Pusat data dan fasilitas lain yang boros energi tersebut dibangun jauh lebih cepat dibandingkan jaringan listrik yang diperlukan untuk memasok kebutuhan energinya.
UNECE, komisi yang berbasis di Jenewa, mengatakan penggunaan teknologi yang intensif—khususnya pusat data kecerdasan buatan—tumbuh lebih cepat daripada kemampuan infrastruktur kelistrikan untuk menampungnya.
UNECE telah memperingatkan hal ini, yang memicu kekhawatiran mengenai keandalan dan ketahanan sistem energi global di masa depan.
Menurut Badan Energi Internasional (IEA), konsumsi energi pusat data diperkirakan akan meningkat hampir dua kali lipat pada tahun 2030—dari 485 terawatt-jam (TWh) pada tahun 2025 menjadi 950 TWh pada tahun 2030, yang setara dengan tiga persen dari permintaan global.
Di sisi lain, investasi infrastruktur pusat data di seluruh dunia diperkirakan baru akan meningkat dua kali lipat pada tahun 2050—dari sekitar US$800 miliar per tahun pada tahun 2026 menjadi US$1,8 triliun per tahun pada tahun 2050.
Fasilitas berskala besar sering kali dapat dibangun dan dihubungkan ke jaringan dalam waktu dua hingga lima tahun, namun perluasan saluran transmisi dan infrastruktur jaringan lainnya bisa memakan waktu lebih dari 10 tahun akibat proses perencanaan, perizinan, dan konstruksi yang panjang.
Sistem Kelistrikan
Salah satu kekhawatiran utamanya adalah bahwa beban berlebih pada sistem kelistrikan dapat menyebabkan fluktuasi tegangan, pemutusan aliran listrik yang tidak direncanakan, serta kegagalan berantai (cascading failures).
Hal ini sudah terjadi pada beberapa kasus ekstrem, khususnya pada sistem yang bergantung pada sumber energi terbarukan.
Permintaan listrik dari pusat data AI bersifat fluktuatif dan dapat melonjak secara tak terduga; jaringan listrik yang mengandalkan energi terbarukan tidak dapat melakukan penyesuaian secara seketika (real-time), demikian catatan UNECE.

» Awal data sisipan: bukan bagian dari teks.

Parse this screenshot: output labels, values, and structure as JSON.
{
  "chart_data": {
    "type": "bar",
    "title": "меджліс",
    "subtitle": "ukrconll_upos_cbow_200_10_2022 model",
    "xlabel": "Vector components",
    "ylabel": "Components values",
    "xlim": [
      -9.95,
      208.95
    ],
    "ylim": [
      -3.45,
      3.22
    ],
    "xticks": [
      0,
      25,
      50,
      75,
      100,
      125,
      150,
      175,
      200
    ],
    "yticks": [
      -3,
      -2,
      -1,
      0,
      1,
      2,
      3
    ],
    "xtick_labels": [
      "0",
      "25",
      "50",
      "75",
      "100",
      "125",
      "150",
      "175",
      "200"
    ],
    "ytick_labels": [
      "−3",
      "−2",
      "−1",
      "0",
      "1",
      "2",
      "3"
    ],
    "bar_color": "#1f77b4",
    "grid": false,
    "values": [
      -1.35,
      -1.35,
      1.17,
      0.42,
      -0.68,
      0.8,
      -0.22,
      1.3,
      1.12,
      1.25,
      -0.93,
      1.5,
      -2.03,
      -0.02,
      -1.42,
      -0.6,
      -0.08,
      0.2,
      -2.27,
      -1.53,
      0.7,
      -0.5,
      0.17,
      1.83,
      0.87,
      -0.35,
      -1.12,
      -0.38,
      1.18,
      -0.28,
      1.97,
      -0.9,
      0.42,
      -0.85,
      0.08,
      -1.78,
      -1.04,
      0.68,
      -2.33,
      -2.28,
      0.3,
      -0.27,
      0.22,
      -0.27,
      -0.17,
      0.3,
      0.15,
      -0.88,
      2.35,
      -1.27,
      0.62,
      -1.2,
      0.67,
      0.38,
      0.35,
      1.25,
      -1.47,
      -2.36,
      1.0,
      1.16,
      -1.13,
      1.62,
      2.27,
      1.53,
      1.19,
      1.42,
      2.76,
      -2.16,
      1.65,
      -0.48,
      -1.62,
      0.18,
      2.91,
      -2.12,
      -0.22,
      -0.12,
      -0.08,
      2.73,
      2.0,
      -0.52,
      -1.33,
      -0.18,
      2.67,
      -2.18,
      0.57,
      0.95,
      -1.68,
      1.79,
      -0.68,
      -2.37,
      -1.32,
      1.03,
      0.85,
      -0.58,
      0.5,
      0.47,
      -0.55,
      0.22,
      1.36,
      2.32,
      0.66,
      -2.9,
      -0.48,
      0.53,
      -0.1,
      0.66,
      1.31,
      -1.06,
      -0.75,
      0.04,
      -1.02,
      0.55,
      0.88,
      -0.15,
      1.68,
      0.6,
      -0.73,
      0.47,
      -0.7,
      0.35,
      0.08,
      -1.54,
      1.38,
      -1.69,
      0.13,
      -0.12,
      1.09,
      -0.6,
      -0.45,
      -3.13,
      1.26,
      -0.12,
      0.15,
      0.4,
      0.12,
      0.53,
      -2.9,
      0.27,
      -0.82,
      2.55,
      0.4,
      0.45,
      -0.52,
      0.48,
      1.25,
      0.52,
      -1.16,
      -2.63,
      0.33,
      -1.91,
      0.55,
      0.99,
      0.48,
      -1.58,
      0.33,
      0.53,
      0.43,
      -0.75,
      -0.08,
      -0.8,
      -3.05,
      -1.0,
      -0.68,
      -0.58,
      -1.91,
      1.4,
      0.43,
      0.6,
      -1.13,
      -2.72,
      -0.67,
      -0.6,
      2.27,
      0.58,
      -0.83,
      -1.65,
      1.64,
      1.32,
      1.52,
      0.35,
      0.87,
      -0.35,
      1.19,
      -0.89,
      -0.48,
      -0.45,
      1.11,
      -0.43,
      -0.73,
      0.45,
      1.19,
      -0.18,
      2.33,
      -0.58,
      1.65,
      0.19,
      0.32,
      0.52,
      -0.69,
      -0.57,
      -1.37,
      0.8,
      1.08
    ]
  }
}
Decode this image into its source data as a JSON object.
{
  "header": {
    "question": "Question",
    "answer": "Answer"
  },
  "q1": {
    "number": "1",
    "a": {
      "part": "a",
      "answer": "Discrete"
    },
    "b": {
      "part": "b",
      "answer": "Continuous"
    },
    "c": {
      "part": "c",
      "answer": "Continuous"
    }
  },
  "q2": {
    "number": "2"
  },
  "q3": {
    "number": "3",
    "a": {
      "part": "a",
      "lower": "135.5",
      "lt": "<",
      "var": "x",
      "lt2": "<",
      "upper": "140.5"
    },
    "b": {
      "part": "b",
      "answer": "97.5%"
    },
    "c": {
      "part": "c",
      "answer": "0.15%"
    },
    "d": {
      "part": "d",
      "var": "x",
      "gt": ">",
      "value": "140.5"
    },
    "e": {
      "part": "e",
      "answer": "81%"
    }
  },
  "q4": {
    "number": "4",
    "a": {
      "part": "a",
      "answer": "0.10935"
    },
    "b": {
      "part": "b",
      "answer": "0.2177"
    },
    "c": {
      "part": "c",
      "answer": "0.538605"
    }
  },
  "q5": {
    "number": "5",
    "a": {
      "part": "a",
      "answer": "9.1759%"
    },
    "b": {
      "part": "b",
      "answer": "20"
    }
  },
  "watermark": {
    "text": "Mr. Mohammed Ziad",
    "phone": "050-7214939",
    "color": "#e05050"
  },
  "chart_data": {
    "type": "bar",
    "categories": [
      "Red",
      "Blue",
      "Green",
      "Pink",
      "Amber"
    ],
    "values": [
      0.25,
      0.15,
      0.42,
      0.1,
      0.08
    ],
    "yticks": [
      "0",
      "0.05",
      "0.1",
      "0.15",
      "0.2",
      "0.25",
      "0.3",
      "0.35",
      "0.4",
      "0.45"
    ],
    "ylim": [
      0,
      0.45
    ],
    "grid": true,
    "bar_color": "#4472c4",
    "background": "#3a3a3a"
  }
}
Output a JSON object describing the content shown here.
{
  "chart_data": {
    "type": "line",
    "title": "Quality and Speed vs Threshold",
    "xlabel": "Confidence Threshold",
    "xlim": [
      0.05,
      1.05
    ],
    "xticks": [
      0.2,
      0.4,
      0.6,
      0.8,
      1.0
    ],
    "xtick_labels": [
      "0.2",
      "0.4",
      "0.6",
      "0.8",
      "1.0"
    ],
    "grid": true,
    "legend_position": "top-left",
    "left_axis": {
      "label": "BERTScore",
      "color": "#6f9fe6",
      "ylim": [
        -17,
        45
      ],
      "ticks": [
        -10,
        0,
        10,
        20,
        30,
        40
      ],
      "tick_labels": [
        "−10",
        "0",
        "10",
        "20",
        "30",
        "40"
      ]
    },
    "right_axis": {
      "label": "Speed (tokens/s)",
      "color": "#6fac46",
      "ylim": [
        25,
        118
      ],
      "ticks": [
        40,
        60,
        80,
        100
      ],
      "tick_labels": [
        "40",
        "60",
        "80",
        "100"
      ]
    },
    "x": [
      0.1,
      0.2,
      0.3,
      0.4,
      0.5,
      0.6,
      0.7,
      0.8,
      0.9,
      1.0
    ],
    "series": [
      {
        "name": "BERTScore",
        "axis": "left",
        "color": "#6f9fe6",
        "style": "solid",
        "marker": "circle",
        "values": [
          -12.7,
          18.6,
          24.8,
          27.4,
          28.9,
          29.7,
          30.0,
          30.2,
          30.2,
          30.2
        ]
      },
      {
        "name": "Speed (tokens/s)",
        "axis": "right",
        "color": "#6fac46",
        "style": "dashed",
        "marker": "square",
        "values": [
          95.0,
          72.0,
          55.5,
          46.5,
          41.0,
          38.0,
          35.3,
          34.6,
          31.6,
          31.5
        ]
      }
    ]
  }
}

Ketidaksesuaian antara permintaan dan pasokan ini telah mendorong sejumlah negara untuk menerapkan langkah-langkah penghematan energi guna mencegah kelebihan beban pada jaringan nasional mereka.
Irlandia, yang memiliki salah satu konsentrasi pusat data tertinggi di dunia, telah memberlakukan pembatasan koneksi di Dublin, sementara Belanda telah menetapkan batasan mengenai lokasi pembangunan pusat data.